Seven Tips for a successful Sale of your Used Boat

 

It’s a lot easier to buy your boat than to sell it. I guess that’s why you see far more articles and books about buying a boat than about selling one. To sell your boat takes time, money, patience, and finding the right buyer. Having to sell your boat first, before upgrading to a  nother boat, can add pressure and be frustrating. But, if you know the seven tips below, there’s a good chance your boat will sell faster than it otherwise would have.

7 Top Tips to Selling Your Used Boat:

1. Make your boat more saleable-take these six steps

Declutter your boat and let it shine. A clean boat sells.
Don’t lose interest. Buyers pick up on this. Staying interested in keeping up with repairs and how the boat looks is extremely important.
Fix what’s broken. Don’t expect buyers to fix things. If something breaks or looks worn, either repair or replace it. This shows the potential buyer that you still care about your boat. That energy rubs off onto the buyer.
Clean the engine room. No oil, grease, or paint-chipped parts. Unfortunately, this is the biggest deal breaker.
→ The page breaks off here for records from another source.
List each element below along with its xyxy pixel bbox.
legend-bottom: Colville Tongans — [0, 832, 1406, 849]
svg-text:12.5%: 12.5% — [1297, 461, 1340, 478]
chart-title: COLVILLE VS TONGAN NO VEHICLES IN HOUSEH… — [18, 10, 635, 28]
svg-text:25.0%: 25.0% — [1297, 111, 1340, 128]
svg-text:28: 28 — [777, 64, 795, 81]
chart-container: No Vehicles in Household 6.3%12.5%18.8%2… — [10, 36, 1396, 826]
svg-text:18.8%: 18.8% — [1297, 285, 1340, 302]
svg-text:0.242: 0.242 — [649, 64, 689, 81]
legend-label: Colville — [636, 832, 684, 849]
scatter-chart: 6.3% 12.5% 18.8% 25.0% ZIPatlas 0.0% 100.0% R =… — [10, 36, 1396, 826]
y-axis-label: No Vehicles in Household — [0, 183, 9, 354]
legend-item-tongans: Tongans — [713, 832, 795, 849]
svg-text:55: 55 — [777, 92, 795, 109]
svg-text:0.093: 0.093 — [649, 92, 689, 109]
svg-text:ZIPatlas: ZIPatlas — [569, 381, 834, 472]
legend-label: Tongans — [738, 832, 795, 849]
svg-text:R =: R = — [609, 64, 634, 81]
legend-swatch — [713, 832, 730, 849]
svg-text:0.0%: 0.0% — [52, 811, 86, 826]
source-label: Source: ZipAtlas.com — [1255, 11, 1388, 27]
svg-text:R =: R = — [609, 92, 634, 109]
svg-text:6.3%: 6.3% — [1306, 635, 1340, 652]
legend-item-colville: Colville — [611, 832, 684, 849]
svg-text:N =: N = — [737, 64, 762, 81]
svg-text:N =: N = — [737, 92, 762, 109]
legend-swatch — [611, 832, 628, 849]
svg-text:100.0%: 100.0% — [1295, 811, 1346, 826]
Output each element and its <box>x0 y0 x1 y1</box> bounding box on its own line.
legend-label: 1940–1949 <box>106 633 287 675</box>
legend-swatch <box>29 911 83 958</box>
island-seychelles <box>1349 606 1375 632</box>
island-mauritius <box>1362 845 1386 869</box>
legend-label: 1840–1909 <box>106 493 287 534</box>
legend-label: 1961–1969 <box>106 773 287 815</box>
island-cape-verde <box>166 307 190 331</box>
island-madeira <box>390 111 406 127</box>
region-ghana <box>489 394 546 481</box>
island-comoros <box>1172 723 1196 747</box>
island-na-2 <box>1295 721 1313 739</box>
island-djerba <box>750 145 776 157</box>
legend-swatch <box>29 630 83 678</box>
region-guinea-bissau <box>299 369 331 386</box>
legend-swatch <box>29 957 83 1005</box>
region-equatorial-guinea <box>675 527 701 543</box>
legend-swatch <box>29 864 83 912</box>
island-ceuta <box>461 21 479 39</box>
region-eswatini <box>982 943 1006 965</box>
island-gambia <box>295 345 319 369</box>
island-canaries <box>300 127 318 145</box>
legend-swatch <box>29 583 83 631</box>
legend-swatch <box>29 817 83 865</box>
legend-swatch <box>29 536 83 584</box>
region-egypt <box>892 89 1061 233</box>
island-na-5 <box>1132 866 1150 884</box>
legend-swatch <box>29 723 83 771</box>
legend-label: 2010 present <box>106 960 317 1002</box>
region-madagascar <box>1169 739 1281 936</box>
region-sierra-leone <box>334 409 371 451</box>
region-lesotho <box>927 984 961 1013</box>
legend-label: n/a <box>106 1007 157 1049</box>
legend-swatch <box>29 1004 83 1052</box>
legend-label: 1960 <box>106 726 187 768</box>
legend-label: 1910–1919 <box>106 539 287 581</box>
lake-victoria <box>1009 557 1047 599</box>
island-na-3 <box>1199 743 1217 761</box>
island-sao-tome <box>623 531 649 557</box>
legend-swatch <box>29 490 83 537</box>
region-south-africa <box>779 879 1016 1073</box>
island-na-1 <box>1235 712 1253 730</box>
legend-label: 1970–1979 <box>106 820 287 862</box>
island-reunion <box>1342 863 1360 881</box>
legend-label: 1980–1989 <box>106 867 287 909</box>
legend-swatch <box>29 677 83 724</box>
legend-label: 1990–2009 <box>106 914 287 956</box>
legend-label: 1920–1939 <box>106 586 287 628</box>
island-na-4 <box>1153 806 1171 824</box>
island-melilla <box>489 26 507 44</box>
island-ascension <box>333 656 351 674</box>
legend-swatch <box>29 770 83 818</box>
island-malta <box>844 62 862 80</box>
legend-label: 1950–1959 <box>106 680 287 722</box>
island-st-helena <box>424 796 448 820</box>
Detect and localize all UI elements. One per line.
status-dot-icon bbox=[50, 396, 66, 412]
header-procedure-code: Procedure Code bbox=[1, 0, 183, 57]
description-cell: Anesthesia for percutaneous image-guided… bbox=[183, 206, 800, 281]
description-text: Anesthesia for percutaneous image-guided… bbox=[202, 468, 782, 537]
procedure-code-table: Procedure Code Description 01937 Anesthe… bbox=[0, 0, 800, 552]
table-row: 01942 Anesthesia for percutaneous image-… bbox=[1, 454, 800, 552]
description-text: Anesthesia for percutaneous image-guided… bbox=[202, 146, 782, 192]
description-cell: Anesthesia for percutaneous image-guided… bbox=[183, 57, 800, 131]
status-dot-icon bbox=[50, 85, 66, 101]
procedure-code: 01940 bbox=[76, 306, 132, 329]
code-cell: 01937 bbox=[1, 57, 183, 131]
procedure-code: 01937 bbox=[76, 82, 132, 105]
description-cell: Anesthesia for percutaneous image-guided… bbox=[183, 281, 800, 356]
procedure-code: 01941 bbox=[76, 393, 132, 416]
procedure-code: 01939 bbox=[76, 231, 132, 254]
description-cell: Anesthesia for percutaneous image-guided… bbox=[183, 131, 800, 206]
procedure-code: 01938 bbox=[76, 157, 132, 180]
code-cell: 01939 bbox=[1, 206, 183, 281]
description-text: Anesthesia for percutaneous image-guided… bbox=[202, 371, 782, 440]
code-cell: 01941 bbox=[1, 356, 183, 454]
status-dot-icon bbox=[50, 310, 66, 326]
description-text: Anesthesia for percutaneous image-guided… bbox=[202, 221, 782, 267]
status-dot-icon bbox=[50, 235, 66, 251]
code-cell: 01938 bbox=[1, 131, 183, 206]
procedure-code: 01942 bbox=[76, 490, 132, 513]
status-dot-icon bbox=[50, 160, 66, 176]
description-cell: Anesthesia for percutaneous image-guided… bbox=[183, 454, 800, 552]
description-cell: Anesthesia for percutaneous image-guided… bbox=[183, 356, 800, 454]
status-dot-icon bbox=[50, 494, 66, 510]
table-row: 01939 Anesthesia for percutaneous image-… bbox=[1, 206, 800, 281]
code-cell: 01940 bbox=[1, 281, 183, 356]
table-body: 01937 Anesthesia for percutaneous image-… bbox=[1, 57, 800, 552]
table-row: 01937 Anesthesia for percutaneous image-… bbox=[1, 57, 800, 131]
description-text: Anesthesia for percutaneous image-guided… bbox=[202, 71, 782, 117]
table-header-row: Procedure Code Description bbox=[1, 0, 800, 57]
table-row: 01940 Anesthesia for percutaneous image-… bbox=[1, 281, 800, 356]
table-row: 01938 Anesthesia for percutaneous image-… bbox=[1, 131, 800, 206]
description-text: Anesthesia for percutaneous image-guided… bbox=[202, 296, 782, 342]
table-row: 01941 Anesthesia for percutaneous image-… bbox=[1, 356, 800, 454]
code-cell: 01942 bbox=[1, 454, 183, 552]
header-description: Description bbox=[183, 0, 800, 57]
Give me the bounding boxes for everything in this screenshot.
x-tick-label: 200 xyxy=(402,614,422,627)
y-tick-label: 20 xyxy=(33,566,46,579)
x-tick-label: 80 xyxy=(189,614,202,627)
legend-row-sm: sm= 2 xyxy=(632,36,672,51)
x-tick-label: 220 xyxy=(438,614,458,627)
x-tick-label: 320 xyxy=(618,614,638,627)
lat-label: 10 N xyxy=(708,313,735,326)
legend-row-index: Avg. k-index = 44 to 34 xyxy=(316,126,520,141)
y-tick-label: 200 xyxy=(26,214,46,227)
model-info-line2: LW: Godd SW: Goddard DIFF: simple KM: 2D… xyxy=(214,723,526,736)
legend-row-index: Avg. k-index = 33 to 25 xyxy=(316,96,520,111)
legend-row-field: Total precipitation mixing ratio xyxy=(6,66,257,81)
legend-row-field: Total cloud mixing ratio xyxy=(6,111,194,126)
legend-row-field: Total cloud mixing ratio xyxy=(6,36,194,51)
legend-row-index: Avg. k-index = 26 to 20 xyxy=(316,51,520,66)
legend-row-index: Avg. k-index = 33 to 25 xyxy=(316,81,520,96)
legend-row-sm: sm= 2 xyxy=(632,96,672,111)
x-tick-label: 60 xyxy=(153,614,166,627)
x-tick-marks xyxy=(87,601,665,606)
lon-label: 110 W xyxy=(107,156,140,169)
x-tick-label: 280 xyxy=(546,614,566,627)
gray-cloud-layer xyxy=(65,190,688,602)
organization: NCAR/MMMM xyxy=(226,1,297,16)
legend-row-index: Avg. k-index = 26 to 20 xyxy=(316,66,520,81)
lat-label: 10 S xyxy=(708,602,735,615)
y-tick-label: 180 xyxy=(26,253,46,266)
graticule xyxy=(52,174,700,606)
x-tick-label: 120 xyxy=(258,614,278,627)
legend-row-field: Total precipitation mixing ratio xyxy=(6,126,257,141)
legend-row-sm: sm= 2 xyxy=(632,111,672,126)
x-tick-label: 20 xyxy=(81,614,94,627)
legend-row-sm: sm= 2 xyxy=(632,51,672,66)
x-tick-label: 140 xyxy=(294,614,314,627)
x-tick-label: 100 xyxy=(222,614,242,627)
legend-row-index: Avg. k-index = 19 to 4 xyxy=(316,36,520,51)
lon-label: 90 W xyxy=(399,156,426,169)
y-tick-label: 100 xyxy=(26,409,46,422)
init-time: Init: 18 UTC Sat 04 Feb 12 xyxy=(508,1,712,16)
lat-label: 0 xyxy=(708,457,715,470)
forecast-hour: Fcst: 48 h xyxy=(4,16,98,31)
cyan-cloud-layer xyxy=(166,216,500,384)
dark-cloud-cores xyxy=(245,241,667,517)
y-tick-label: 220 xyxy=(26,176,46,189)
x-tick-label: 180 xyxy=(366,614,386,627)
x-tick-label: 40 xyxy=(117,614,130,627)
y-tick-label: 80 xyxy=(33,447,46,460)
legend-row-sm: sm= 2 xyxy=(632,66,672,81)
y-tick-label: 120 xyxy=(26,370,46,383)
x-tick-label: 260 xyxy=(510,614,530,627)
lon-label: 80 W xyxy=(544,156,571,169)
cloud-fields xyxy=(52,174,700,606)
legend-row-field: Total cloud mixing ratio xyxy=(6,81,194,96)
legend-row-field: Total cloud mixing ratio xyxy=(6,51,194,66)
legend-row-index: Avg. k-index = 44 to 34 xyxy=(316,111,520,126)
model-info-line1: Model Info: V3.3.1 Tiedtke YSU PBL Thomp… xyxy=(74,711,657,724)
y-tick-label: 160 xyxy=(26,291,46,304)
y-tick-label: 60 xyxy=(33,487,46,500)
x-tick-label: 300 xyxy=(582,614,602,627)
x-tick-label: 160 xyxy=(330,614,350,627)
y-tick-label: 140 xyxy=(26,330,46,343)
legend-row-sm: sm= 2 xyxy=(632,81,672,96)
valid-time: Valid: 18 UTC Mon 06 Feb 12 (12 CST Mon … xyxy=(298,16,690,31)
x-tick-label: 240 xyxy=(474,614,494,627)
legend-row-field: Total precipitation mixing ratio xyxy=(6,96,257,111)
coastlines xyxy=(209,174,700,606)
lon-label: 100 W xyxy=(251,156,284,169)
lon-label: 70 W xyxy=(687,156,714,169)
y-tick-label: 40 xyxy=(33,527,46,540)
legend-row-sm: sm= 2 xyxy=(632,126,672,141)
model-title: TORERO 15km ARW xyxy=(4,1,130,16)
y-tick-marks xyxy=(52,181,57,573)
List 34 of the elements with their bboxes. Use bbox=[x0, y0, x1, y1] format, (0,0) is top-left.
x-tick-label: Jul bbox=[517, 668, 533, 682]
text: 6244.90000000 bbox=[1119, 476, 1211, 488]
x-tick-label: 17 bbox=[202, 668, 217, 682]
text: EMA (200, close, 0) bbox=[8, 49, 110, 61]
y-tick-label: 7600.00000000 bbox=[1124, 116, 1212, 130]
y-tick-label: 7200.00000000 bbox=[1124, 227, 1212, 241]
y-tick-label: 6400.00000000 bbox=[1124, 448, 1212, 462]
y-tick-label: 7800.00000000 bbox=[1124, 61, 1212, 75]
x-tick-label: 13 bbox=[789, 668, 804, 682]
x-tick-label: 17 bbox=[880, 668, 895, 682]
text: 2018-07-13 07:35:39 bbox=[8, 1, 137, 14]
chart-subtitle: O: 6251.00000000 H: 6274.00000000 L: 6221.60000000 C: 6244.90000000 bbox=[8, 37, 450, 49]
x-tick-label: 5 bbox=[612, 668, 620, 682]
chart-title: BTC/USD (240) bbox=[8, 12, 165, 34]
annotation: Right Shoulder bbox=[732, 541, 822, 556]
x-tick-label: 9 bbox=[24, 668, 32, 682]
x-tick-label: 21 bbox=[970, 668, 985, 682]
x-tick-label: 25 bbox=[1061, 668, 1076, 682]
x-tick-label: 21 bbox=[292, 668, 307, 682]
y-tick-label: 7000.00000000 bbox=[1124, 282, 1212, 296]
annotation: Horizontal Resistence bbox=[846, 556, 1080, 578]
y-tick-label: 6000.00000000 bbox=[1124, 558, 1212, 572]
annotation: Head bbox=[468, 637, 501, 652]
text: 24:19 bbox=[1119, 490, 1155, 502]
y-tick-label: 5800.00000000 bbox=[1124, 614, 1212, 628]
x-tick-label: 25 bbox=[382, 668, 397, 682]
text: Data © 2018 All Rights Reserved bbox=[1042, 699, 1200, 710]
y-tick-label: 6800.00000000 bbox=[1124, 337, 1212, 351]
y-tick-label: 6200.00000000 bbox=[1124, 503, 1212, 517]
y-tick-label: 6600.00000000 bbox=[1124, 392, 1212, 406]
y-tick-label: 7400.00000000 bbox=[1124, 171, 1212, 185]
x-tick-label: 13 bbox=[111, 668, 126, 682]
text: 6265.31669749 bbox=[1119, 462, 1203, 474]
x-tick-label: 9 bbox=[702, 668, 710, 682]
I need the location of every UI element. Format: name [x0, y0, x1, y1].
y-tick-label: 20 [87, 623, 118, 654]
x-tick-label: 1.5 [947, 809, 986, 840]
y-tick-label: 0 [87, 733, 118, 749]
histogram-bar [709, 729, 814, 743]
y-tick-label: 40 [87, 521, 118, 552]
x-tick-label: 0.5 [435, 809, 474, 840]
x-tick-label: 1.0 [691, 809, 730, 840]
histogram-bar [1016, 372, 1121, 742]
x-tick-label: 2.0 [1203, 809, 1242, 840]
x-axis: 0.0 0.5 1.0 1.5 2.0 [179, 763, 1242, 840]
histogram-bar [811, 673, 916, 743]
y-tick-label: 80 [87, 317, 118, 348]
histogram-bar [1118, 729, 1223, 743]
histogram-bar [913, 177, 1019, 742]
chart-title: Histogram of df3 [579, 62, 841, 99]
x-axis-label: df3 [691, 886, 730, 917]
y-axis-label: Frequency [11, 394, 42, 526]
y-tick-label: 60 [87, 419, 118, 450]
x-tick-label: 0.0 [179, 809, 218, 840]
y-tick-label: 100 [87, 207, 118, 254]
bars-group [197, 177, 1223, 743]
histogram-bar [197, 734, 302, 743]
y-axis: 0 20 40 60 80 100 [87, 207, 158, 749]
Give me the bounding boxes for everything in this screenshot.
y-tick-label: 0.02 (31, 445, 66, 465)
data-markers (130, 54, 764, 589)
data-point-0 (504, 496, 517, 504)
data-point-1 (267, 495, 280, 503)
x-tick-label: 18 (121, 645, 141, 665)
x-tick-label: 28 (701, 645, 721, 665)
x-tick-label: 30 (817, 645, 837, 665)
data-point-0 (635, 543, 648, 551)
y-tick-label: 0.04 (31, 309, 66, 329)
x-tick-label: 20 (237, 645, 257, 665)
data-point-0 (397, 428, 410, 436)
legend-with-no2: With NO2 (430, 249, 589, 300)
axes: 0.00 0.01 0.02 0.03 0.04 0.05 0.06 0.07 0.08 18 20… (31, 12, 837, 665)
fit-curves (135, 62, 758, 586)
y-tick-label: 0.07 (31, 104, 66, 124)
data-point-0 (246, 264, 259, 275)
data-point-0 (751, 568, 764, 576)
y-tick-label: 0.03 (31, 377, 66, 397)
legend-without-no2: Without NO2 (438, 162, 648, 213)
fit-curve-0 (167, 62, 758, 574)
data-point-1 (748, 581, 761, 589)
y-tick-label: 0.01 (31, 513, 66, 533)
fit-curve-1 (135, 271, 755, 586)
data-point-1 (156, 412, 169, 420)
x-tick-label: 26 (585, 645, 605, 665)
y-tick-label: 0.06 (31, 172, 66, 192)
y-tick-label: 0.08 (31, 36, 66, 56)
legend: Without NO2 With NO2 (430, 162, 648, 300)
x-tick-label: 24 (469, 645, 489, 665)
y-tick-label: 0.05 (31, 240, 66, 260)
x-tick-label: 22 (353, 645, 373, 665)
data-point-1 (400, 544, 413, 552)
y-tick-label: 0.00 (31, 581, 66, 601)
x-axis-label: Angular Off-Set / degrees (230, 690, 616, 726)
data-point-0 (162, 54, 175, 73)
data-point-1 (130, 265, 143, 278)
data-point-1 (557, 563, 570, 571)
It’s like walking into someplace that has mold on the walls, dirty bathrooms, and greasy carpets-a real turnoff!
Clean the bilge. Make sure it’s not full of dirt, leaves, oil, etc. A smelly bilge is another turnoff, especially for women buyers.
Remove personal items. You want the buyers to imagine or envision their own stuff on the boat. Also, any personal stuff you leave on the boat could, and will, be assumed by the potential buyers to be part of the sale.
2. Determine your boat’s best price

If you decide to sell your boat yourself, do your homework. Search the internet for boats similar to yours with the same features, model, and year. Look at used boat magazines. What are these boats selling for? What condition are they in? Where are they located? Are they being sold privately or through a yacht broker?

Yacht brokers can do more research through various websites and books such as ABOS™ Marine Blue Book, BUC® Used Boat Price Guide, and PowerBoat Guide. These books give them an idea of a boat’s current value. The websites they use can tell them what a particular boat sold for in the past. If, in your research, you see a comparable boat being sold via a yacht broker in your area, there’s a good chance that you should be pricing your boat similarly.

Once you have an idea of how much boats like yours are selling for, you can then make a logical decision on how much to sell yours for. Don’t get trapped into thinking that your boat is worth more than it really is; or, if you still owe money for your boat, that you can sell the boat for the loan balance. Timing is everything, and pricing your boat appropriately is what helps it be seen, then sold, promptly.

3. Take photographs

Boaters love looking at photographs of boats and their parts-the more, the better. Think about the types of photos you like looking at. Take a walk around your boat and take lots of photographs from different angles of the port, transom, starboard, stern, and bow. On sailboats, take photos of the companion way, mainsail, and mast. If you can get pictures of your boat from the water and/or pictures of your boat in the water away from docks, that will be even better.

Next, take inside photos. Before you do, make sure the inside of your boat is tidy and clean, and that everything you’re not selling with the boat is out of the way. In other words, if you are not selling that flat screen TV in your salon, don’t have it in your pictures. Take photos of the electronics, forward cabin, engine room, engines, heads, galley, salon, state rooms, v-berth, etc. You’ll also need photos of the helm, fly bridge, companion, and mate helm seats. If the boat is on the hard, take photos of the propellers, rudder, and/or keel.